Lastly, analysts have been skeptical about the controller Netflix would have to make. I say let them use their phones. Half of millennial Netflix viewers stream video on their mobile device.
That’s roughly 80-100 million people with your app on their mobile device. One software patch could transform your mobile device into a mobile controller that links to the Netflix app on your TV. Suddenly you have a gaming console, powered by the cloud, without any hardware whatsoever. Now that’s revolutionary. Another prediction, Netflix or another tech-first company like Roku will create a mobile controller that links to their TV app, allowing consumers to play games on both mobile and their home entertainment systems.
Netflix’s Digital Park is the Future of Cloud-Based Gaming
Netflix’s burgeoning IP licensing division, ideal tech stack, and massive distribution consumer network will allow Netflix to leap into the gaming industry as one of the largest game publishers. It will bolster ongoing partnerships with Sony to leverage their developers, IP, and platforms, while foster new mobile first partnerships with experienced developers to leverage development expertise.

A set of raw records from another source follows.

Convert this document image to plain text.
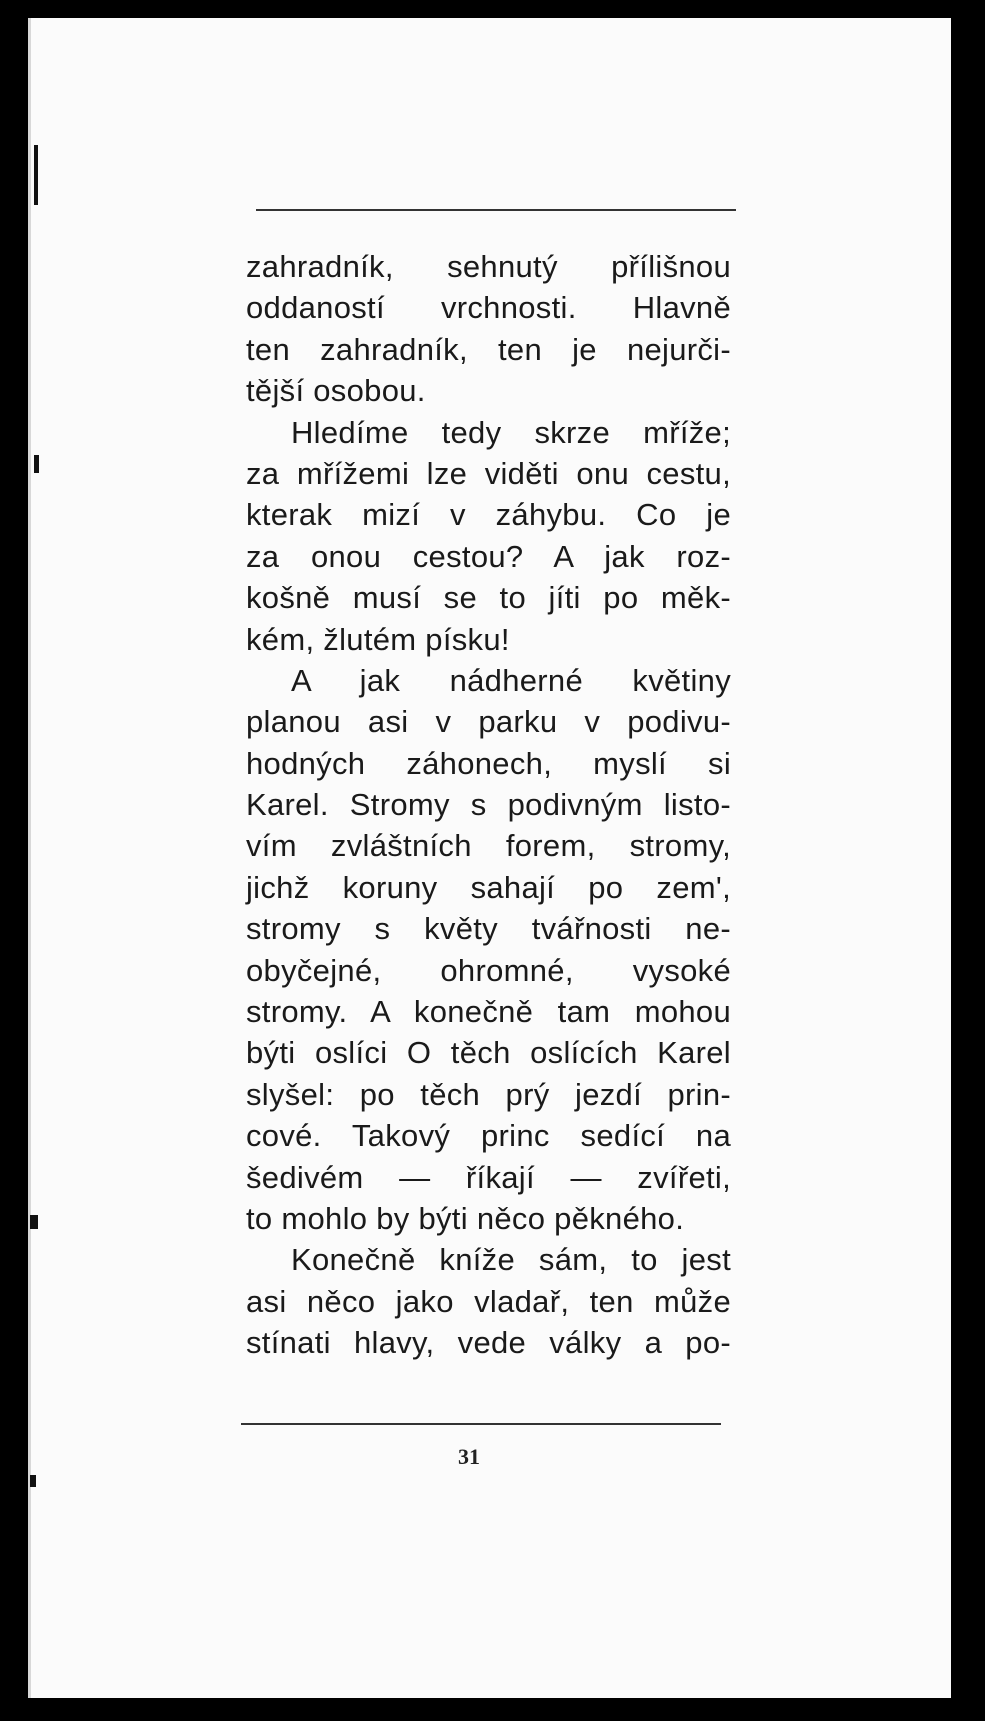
zahradník, sehnutý přílišnou
oddaností vrchnosti. Hlavně
ten zahradník, ten je nejurči-
tější osobou.
Hledíme tedy skrze mříže;
za mřížemi lze viděti onu cestu,
kterak mizí v záhybu. Co je
za onou cestou? A jak roz-
košně musí se to jíti po měk-
kém, žlutém písku!
A jak nádherné květiny
planou asi v parku v podivu-
hodných záhonech, myslí si
Karel. Stromy s podivným listo-
vím zvláštních forem, stromy,
jichž koruny sahají po zem',
stromy s květy tvářnosti ne-
obyčejné, ohromné, vysoké
stromy. A konečně tam mohou
býti oslíci O těch oslících Karel
slyšel: po těch prý jezdí prin-
cové. Takový princ sedící na
šedivém — říkají — zvířeti,
to mohlo by býti něco pěkného.
Konečně kníže sám, to jest
asi něco jako vladař, ten může
stínati hlavy, vede války a po-
31
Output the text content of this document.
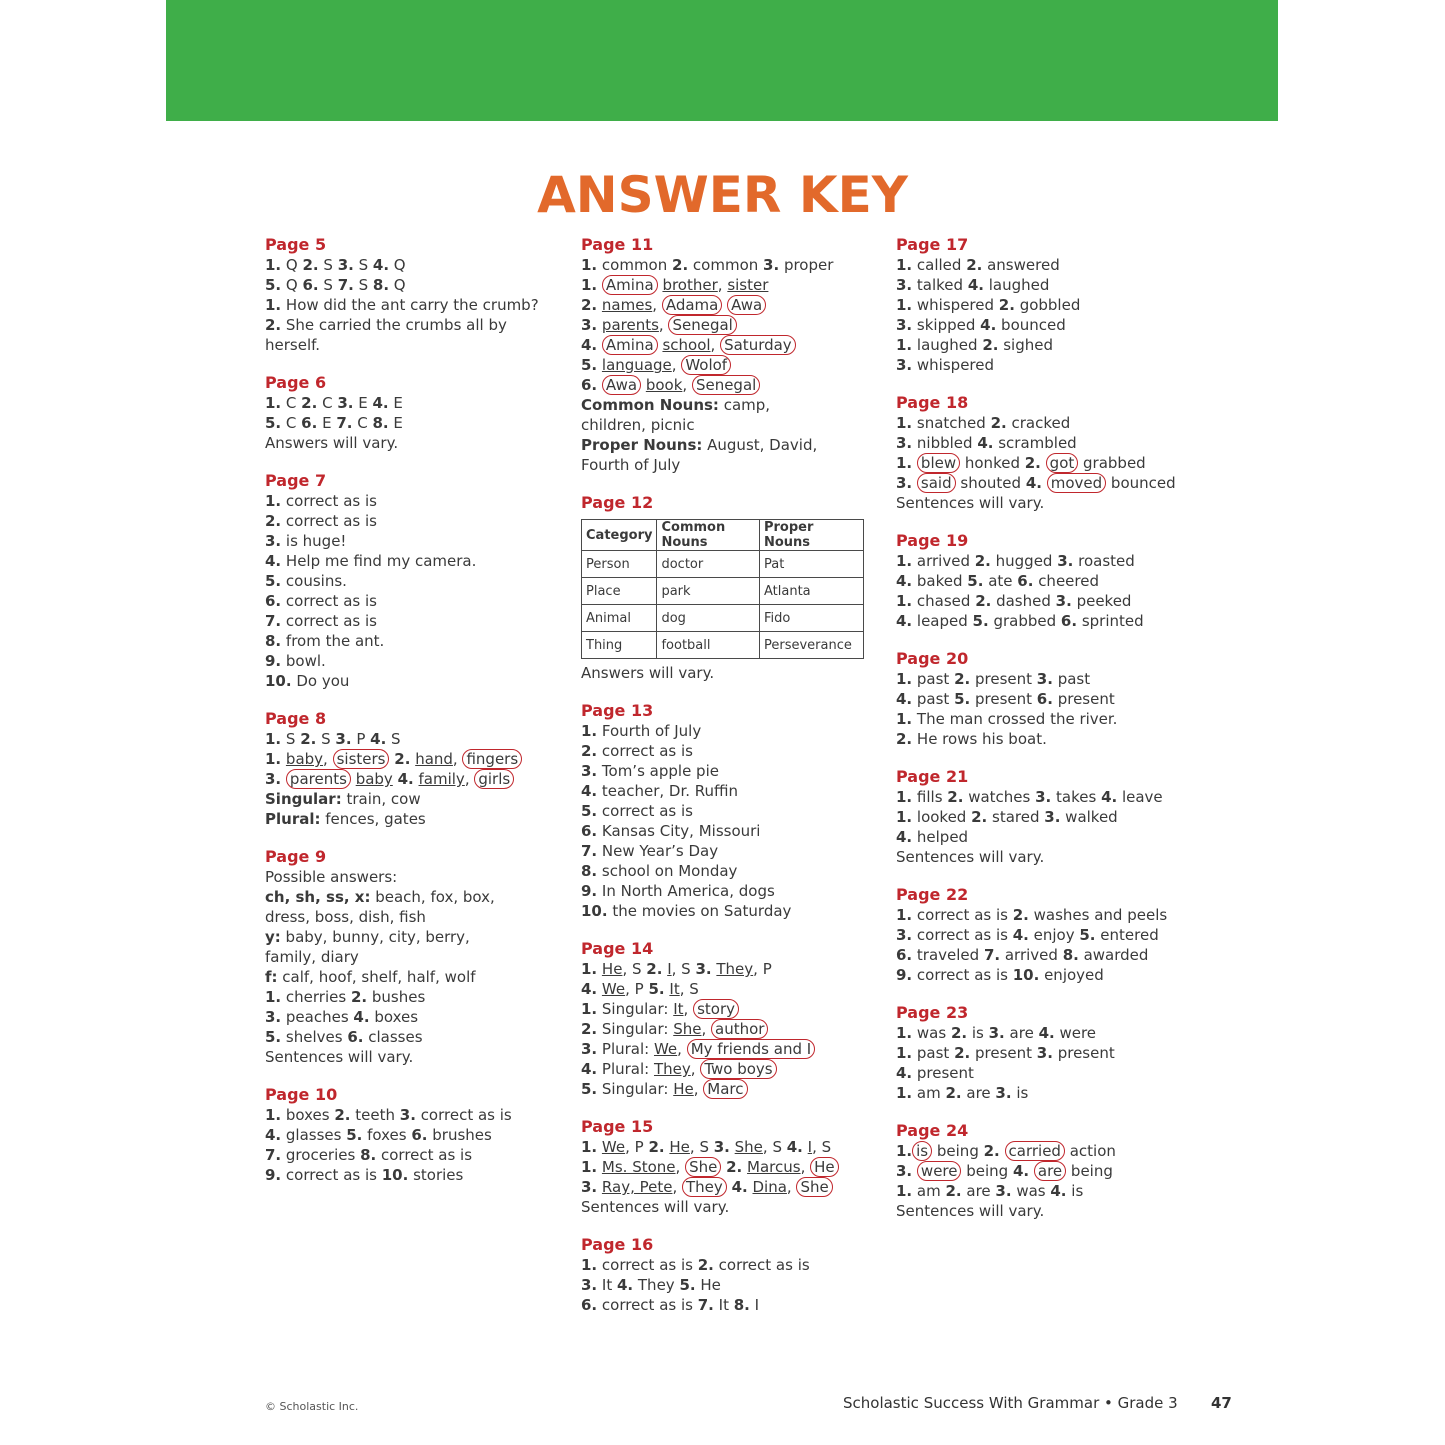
ANSWER KEY
Page 5
1. Q 2. S 3. S 4. Q
5. Q 6. S 7. S 8. Q
1. How did the ant carry the crumb?
2. She carried the crumbs all by
herself.
Page 6
1. C 2. C 3. E 4. E
5. C 6. E 7. C 8. E
Answers will vary.
Page 7
1. correct as is
2. correct as is
3. is huge!
4. Help me find my camera.
5. cousins.
6. correct as is
7. correct as is
8. from the ant.
9. bowl.
10. Do you
Page 8
1. S 2. S 3. P 4. S
1. baby, sisters 2. hand, fingers
3. parents baby 4. family, girls
Singular: train, cow
Plural: fences, gates
Page 9
Possible answers:
ch, sh, ss, x: beach, fox, box,
dress, boss, dish, fish
y: baby, bunny, city, berry,
family, diary
f: calf, hoof, shelf, half, wolf
1. cherries 2. bushes
3. peaches 4. boxes
5. shelves 6. classes
Sentences will vary.
Page 10
1. boxes 2. teeth 3. correct as is
4. glasses 5. foxes 6. brushes
7. groceries 8. correct as is
9. correct as is 10. stories
Page 11
1. common 2. common 3. proper
1. Amina brother, sister
2. names, Adama Awa
3. parents, Senegal
4. Amina school, Saturday
5. language, Wolof
6. Awa book, Senegal
Common Nouns: camp,
children, picnic
Proper Nouns: August, David,
Fourth of July
Page 12
Category	Common Nouns	Proper Nouns
Person	doctor	Pat
Place	park	Atlanta
Animal	dog	Fido
Thing	football	Perseverance
Answers will vary.
Page 13
1. Fourth of July
2. correct as is
3. Tom’s apple pie
4. teacher, Dr. Ruffin
5. correct as is
6. Kansas City, Missouri
7. New Year’s Day
8. school on Monday
9. In North America, dogs
10. the movies on Saturday
Page 14
1. He, S 2. I, S 3. They, P
4. We, P 5. It, S
1. Singular: It, story
2. Singular: She, author
3. Plural: We, My friends and I
4. Plural: They, Two boys
5. Singular: He, Marc
Page 15
1. We, P 2. He, S 3. She, S 4. I, S
1. Ms. Stone, She 2. Marcus, He
3. Ray, Pete, They 4. Dina, She
Sentences will vary.
Page 16
1. correct as is 2. correct as is
3. It 4. They 5. He
6. correct as is 7. It 8. I
Page 17
1. called 2. answered
3. talked 4. laughed
1. whispered 2. gobbled
3. skipped 4. bounced
1. laughed 2. sighed
3. whispered
Page 18
1. snatched 2. cracked
3. nibbled 4. scrambled
1. blew honked 2. got grabbed
3. said shouted 4. moved bounced
Sentences will vary.
Page 19
1. arrived 2. hugged 3. roasted
4. baked 5. ate 6. cheered
1. chased 2. dashed 3. peeked
4. leaped 5. grabbed 6. sprinted
Page 20
1. past 2. present 3. past
4. past 5. present 6. present
1. The man crossed the river.
2. He rows his boat.
Page 21
1. fills 2. watches 3. takes 4. leave
1. looked 2. stared 3. walked
4. helped
Sentences will vary.
Page 22
1. correct as is 2. washes and peels
3. correct as is 4. enjoy 5. entered
6. traveled 7. arrived 8. awarded
9. correct as is 10. enjoyed
Page 23
1. was 2. is 3. are 4. were
1. past 2. present 3. present
4. present
1. am 2. are 3. is
Page 24
1. is being 2. carried action
3. were being 4. are being
1. am 2. are 3. was 4. is
Sentences will vary.
© Scholastic Inc.	Scholastic Success With Grammar • Grade 3 47
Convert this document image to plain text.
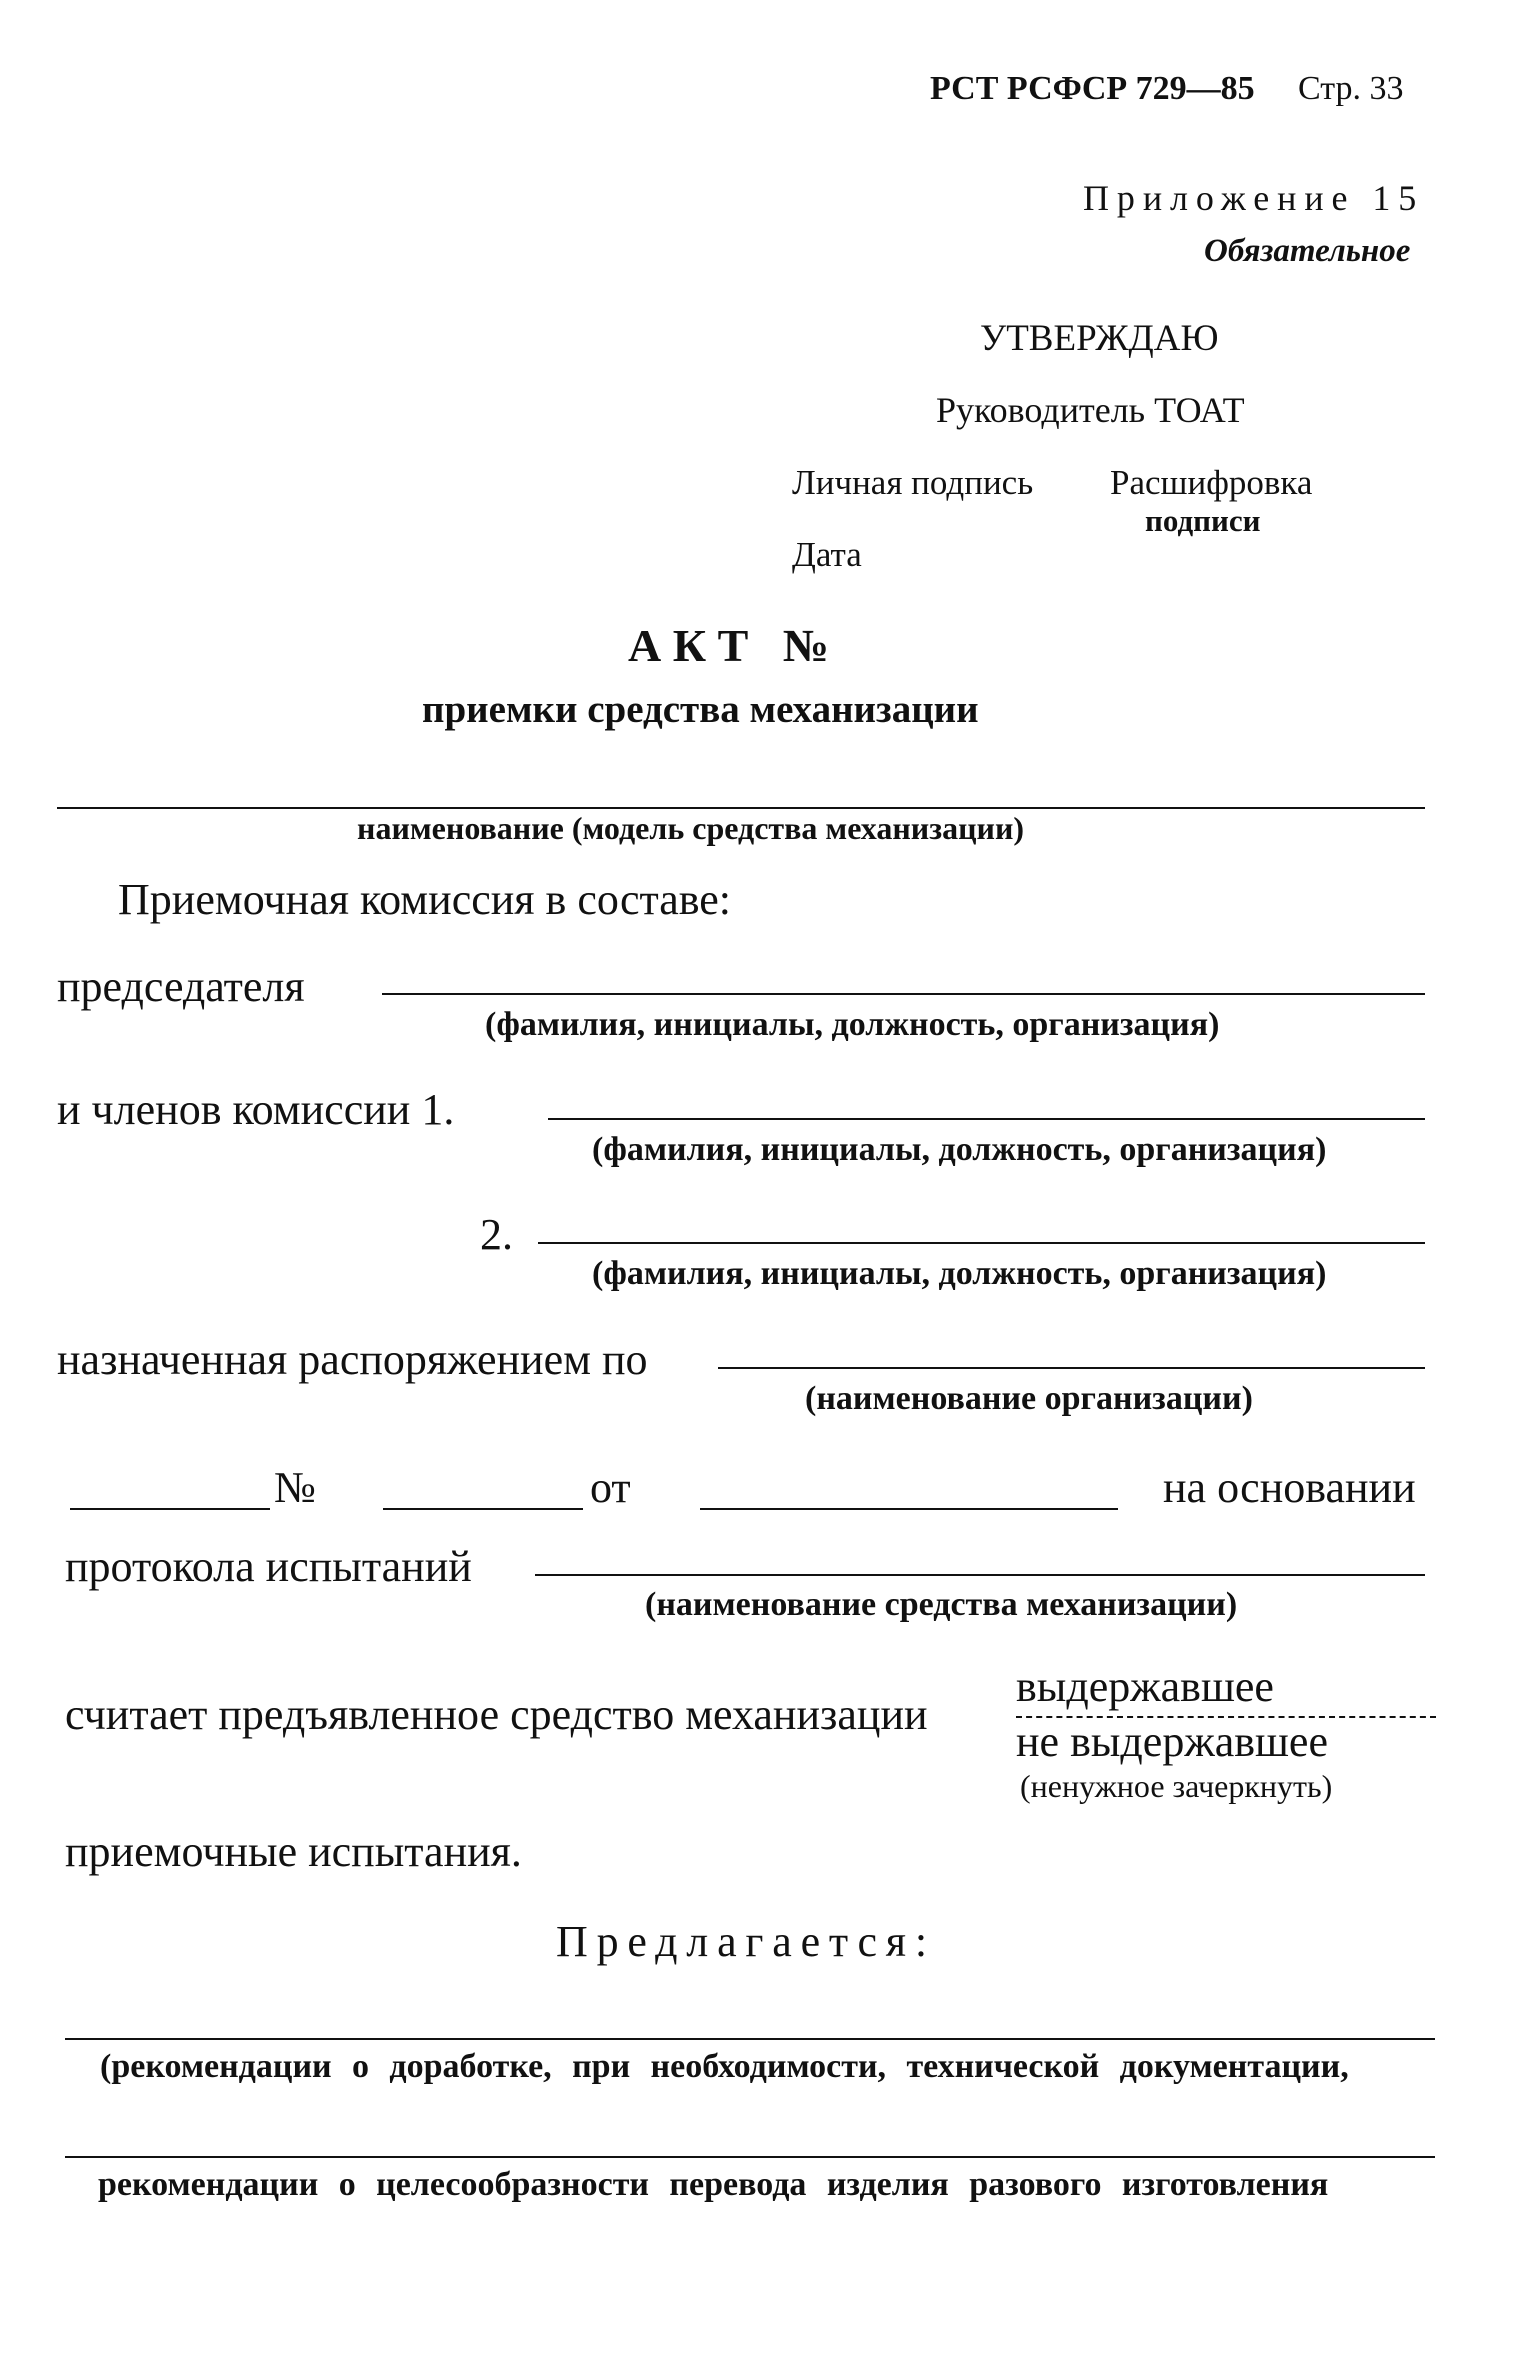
РСТ РСФСР 729—85 Стр. 33
Приложение 15
Обязательное
УТВЕРЖДАЮ
Руководитель ТОАТ
Личная подпись Расшифровка
подписи
Дата
АКТ №
приемки средства механизации
наименование (модель средства механизации)
Приемочная комиссия в составе:
председателя
(фамилия, инициалы, должность, организация)
и членов комиссии 1.
(фамилия, инициалы, должность, организация)
2.
(фамилия, инициалы, должность, организация)
назначенная распоряжением по
(наименование организации)
№	от	на основании
протокола испытаний
(наименование средства механизации)
считает предъявленное средство механизации
выдержавшее
не выдержавшее
(ненужное зачеркнуть)
приемочные испытания.
Предлагается:
(рекомендации о доработке, при необходимости, технической документации,
рекомендации о целесообразности перевода изделия разового изготовления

Cloud-based computation offers massive potential for future gaming endeavors. When you can offload computation to cloud servers, the hardware necessary to run complex, graphics intensive games vanishes. Mobile controllers straight from an app will allow future game publishers like Netflix to offer immersive gaming experiences without any hardware. Simply turning on your TV and opening the corresponding app will provide players with immersive AAA gaming experiences.
The result, a digital Disneyland, in which Netflix’s IP extends into digital e-commerce and video game experiences. Don’t believe the excel pushing, Wall Street analysts who have never worked in the businesses they are providing guidance on. Netflix is going to push the boundaries of cloud-based gaming, everyone else will follow.